Return to Seoul
Freddie, a young French woman (Park Ji-min), goes to Korea, the country she was born in before being adopted by a French couple. She tries to reconnect with her biological parents.
Chou structures the film around a few chapters, each taking place a few years apart. And yet it’s an intimate story that closely follows its lead character rather than trying to be an ‘epic’. It’s not a conventional narrative arc - Freddie would rather evade any emotionally awkward conversation and escape into drink and music. She’s almost seeking out her parents in spite of herself.

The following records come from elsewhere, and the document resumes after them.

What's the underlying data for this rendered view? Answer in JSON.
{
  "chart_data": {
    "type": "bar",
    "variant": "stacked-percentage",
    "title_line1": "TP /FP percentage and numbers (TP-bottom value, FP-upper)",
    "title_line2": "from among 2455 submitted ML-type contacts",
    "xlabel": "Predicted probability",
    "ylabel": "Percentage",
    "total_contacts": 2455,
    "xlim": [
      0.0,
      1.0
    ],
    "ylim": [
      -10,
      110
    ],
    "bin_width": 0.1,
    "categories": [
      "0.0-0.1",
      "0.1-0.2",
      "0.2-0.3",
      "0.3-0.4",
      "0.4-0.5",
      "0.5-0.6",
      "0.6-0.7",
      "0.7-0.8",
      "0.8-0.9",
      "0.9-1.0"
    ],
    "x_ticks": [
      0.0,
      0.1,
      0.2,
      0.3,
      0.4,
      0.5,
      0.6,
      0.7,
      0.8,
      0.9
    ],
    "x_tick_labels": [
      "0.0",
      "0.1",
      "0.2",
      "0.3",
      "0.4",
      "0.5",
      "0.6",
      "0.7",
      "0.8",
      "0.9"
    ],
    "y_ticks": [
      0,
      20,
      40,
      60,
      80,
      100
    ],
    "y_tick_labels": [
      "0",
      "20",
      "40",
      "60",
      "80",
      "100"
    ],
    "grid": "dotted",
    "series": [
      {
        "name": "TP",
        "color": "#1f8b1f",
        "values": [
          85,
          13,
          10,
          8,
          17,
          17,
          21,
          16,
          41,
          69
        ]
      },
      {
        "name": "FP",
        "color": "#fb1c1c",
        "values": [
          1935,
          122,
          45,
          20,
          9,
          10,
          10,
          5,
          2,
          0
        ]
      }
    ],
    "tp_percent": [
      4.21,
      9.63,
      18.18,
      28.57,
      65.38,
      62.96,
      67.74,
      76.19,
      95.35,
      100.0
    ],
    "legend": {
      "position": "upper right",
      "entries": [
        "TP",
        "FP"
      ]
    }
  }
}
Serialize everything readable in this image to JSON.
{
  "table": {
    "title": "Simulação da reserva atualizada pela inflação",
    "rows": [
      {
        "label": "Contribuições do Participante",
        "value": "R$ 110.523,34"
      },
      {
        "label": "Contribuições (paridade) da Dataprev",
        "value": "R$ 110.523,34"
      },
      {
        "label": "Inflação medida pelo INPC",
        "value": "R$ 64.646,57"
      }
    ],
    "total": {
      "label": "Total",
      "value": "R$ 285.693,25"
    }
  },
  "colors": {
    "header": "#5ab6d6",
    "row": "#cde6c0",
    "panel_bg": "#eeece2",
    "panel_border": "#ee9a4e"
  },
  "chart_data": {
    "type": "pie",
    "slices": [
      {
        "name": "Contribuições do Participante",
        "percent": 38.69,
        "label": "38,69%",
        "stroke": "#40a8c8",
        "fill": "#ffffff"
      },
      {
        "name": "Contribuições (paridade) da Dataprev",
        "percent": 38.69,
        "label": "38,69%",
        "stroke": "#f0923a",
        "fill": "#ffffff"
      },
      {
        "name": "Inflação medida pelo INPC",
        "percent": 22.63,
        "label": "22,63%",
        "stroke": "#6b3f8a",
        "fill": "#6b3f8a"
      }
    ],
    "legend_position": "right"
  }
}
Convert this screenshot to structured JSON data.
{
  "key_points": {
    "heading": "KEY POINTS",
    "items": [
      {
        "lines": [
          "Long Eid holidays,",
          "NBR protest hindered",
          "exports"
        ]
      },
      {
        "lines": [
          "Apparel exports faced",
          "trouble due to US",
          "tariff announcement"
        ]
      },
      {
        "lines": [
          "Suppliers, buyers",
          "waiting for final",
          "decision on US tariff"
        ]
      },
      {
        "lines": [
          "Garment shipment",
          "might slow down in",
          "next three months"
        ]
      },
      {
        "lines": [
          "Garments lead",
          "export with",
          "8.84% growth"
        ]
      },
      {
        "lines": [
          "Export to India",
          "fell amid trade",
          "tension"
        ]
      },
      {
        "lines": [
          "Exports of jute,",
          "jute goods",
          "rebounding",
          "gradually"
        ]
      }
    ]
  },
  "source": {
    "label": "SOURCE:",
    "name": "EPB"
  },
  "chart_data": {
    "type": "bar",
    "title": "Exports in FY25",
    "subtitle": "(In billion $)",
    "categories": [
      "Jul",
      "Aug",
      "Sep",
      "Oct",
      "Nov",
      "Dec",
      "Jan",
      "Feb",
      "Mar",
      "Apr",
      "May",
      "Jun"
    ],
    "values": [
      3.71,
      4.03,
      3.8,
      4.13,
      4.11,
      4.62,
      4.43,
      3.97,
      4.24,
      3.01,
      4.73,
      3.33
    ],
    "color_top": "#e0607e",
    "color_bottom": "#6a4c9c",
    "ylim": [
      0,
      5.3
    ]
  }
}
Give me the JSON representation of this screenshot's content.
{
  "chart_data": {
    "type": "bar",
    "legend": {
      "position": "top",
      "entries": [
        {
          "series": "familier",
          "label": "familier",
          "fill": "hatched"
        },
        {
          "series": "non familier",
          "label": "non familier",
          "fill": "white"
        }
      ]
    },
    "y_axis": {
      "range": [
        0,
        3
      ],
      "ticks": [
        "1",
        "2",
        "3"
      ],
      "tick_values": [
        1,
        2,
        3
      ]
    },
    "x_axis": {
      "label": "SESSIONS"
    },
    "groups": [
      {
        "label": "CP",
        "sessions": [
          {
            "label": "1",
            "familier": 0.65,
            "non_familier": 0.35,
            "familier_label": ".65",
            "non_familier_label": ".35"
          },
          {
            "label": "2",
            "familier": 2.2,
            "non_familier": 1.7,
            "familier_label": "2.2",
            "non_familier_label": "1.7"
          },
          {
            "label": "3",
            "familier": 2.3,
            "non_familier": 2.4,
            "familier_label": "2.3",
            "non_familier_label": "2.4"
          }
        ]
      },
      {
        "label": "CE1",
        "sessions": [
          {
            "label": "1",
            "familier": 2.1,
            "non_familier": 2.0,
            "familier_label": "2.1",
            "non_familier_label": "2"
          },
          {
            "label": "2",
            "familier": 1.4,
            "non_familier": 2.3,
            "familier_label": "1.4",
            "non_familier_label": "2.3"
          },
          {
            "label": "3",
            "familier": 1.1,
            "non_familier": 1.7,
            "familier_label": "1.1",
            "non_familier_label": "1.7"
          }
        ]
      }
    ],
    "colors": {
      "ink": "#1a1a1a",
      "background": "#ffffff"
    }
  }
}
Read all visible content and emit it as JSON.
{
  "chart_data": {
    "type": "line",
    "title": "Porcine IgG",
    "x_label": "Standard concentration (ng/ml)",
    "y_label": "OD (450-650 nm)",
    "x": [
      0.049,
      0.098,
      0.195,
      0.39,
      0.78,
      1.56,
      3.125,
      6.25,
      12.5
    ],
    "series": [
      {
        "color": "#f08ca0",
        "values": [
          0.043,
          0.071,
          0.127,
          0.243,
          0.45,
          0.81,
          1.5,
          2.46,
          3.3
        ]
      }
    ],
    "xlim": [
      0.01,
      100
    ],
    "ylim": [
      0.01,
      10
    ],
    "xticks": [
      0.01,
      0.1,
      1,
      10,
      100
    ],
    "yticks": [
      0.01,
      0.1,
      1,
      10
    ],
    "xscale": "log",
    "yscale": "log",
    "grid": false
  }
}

It’s not central to the film but I loved the take on the role of the translator in conversation and in social situations. Freddie makes a friend, Tena, who helps Freddie with talking to her Korean father. At the family lunch, barbed comments fly from both sides and Tena is there as a buffer to cushion the blow, sometimes ignoring what’s been said altogether. It’s dishonest and perhaps cowardly, but it’s also the sort of social grease that keeps people from falling out.
Park Ji-min’s fantastic performance finds emotional clout through nuance rather than bombastic on-screen antics, yet gives off a chaotic energy that makes Freddie conflicted; fun, but a lost soul.
An unpredictable and engrossing story about returning to a culture that you belong to, but never experienced.